Who’s your typical client and what are the biggest challenges to selling in suburbia?
When I think about the typical client, it’s a couple who have been priced out of brownstone Brooklyn, who have one or two children, are selling in Brooklyn for about $1 million and looking to buy in the suburbs for $800,000, to budget for higher property taxes, a car and commuting costs.
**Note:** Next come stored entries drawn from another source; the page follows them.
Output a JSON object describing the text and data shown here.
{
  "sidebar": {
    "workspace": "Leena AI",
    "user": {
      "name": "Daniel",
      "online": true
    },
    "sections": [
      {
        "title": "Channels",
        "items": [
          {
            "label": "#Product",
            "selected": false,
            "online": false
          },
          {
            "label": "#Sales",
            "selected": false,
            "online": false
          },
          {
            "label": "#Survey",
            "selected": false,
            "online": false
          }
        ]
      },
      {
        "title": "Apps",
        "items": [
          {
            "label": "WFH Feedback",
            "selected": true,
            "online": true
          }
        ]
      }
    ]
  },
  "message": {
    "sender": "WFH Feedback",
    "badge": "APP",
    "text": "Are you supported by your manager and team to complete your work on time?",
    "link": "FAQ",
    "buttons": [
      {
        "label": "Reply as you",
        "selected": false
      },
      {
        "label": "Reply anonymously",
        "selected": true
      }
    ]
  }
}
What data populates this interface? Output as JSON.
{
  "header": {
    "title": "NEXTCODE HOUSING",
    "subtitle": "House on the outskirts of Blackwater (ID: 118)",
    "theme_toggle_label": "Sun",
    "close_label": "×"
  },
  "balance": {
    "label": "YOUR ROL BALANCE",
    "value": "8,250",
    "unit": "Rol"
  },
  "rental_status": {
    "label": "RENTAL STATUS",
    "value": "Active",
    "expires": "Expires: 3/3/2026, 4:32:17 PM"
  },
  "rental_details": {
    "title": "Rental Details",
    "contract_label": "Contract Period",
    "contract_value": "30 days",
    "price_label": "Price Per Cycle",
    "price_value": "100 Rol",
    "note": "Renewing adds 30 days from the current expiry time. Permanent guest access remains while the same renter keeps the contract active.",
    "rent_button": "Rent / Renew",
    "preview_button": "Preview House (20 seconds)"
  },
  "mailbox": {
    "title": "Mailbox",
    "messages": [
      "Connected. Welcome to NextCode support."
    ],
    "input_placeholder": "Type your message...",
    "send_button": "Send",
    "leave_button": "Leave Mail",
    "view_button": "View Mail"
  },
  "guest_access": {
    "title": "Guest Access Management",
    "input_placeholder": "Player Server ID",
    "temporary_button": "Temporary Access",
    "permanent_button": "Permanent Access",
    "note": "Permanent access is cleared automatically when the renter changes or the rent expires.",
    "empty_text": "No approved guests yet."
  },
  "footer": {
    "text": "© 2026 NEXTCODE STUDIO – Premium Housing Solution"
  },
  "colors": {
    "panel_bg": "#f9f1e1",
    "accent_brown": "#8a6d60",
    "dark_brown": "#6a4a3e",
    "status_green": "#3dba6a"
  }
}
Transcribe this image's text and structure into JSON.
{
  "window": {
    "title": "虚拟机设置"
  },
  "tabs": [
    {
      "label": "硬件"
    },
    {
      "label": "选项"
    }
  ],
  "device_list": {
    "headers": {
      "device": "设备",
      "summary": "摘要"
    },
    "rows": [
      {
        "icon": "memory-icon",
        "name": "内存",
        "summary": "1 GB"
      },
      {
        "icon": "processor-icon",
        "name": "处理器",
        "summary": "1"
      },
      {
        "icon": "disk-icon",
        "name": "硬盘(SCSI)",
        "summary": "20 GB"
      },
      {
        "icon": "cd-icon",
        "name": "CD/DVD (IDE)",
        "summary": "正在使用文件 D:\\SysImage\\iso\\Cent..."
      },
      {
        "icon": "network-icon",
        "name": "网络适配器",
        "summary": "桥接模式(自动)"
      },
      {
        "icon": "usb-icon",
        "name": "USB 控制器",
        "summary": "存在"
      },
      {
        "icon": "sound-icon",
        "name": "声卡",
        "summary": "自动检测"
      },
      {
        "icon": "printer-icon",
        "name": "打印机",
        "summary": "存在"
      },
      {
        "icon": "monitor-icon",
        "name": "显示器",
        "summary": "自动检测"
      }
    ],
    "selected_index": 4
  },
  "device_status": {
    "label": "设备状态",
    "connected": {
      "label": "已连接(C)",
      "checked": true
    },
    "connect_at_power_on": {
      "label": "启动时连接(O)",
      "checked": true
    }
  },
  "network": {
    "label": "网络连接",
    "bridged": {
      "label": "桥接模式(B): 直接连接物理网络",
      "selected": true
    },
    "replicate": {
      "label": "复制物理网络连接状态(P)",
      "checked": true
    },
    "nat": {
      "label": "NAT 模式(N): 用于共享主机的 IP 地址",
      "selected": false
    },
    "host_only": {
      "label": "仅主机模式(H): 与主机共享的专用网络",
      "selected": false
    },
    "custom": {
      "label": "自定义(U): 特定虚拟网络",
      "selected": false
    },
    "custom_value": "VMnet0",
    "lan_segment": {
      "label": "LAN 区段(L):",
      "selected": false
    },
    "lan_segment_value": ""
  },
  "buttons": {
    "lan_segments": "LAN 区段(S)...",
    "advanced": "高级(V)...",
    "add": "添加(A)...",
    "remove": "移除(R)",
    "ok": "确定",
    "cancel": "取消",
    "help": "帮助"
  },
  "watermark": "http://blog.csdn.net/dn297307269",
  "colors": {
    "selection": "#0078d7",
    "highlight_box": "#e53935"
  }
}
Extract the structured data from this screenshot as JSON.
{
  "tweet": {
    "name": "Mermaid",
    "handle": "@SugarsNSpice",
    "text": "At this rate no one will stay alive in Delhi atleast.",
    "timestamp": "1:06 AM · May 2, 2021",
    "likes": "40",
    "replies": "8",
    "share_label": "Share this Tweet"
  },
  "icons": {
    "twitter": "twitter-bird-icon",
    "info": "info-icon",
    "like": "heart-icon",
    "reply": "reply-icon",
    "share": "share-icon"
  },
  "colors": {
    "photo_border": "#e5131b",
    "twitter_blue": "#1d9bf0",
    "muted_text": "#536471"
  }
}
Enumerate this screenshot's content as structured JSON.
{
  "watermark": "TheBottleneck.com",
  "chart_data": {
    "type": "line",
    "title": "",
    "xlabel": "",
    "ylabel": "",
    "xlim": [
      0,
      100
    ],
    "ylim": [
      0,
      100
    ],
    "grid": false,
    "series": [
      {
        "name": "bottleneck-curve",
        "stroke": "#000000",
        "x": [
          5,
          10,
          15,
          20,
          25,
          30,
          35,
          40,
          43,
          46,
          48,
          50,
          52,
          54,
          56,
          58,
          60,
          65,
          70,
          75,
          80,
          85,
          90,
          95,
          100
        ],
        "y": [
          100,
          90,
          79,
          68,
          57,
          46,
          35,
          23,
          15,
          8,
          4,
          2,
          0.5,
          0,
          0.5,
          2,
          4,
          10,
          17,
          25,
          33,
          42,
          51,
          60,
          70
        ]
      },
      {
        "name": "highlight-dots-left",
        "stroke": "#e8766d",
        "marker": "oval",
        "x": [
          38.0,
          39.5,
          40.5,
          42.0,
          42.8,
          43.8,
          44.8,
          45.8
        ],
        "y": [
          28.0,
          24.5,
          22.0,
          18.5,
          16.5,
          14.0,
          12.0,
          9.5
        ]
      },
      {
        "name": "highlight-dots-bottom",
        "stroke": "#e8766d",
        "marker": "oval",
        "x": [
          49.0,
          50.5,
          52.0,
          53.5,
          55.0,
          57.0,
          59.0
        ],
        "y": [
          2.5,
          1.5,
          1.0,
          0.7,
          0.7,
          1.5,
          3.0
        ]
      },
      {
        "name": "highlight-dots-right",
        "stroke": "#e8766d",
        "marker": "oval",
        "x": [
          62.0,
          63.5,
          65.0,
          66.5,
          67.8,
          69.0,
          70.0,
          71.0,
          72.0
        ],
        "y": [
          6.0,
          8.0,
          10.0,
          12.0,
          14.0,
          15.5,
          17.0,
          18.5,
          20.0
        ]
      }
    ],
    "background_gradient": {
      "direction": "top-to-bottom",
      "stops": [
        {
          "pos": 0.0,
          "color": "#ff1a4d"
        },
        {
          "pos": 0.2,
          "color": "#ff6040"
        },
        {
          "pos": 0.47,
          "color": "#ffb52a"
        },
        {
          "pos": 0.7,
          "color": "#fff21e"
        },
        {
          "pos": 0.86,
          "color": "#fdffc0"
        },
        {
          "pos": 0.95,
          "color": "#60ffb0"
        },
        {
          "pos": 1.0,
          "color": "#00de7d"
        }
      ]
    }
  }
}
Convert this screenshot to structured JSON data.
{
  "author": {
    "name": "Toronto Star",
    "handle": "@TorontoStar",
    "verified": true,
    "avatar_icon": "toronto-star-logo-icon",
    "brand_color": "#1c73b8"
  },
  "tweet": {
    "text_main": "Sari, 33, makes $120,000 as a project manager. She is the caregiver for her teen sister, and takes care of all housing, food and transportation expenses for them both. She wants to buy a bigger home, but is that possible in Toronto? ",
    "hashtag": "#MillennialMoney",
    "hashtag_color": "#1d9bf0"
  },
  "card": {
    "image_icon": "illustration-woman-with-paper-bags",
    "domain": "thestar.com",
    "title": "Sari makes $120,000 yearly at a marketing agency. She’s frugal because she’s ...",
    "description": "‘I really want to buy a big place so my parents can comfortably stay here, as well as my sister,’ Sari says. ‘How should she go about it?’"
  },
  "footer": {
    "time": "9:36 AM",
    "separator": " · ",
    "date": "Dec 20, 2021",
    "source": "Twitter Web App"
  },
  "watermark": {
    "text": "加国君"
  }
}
The challenge is to value what they’re selling accurately. These days, it’s hard for clients to know what they have to spend. Moreover, because the market in these Westchester towns is so competitive, we advise people to have the cash from their sale in Brooklyn in order to be a competitive buyer. It’s better to avoid the contingency that they need to sell before they can buy. They [can expect to] go through a few rounds of offers that don’t get accepted. Another challenge is the learning curve of the New York City buyer. Agents expect their potential buyers to need three months of education, meaning driving around with their clients looking at properties they will never buy. The clients need to learn the geography: how does the location relate to conveniences, the train, the subway.
How are luxury properties in these suburban towns performing compared to the rest of the market? Are prices softening?
I don’t know that anyone can ever predict these things. There’s a lot of people being priced out of Brooklyn and looking outside the city, so prices are on the rise. But the markets that we advise on aren’t directly connected to the luxury housing market.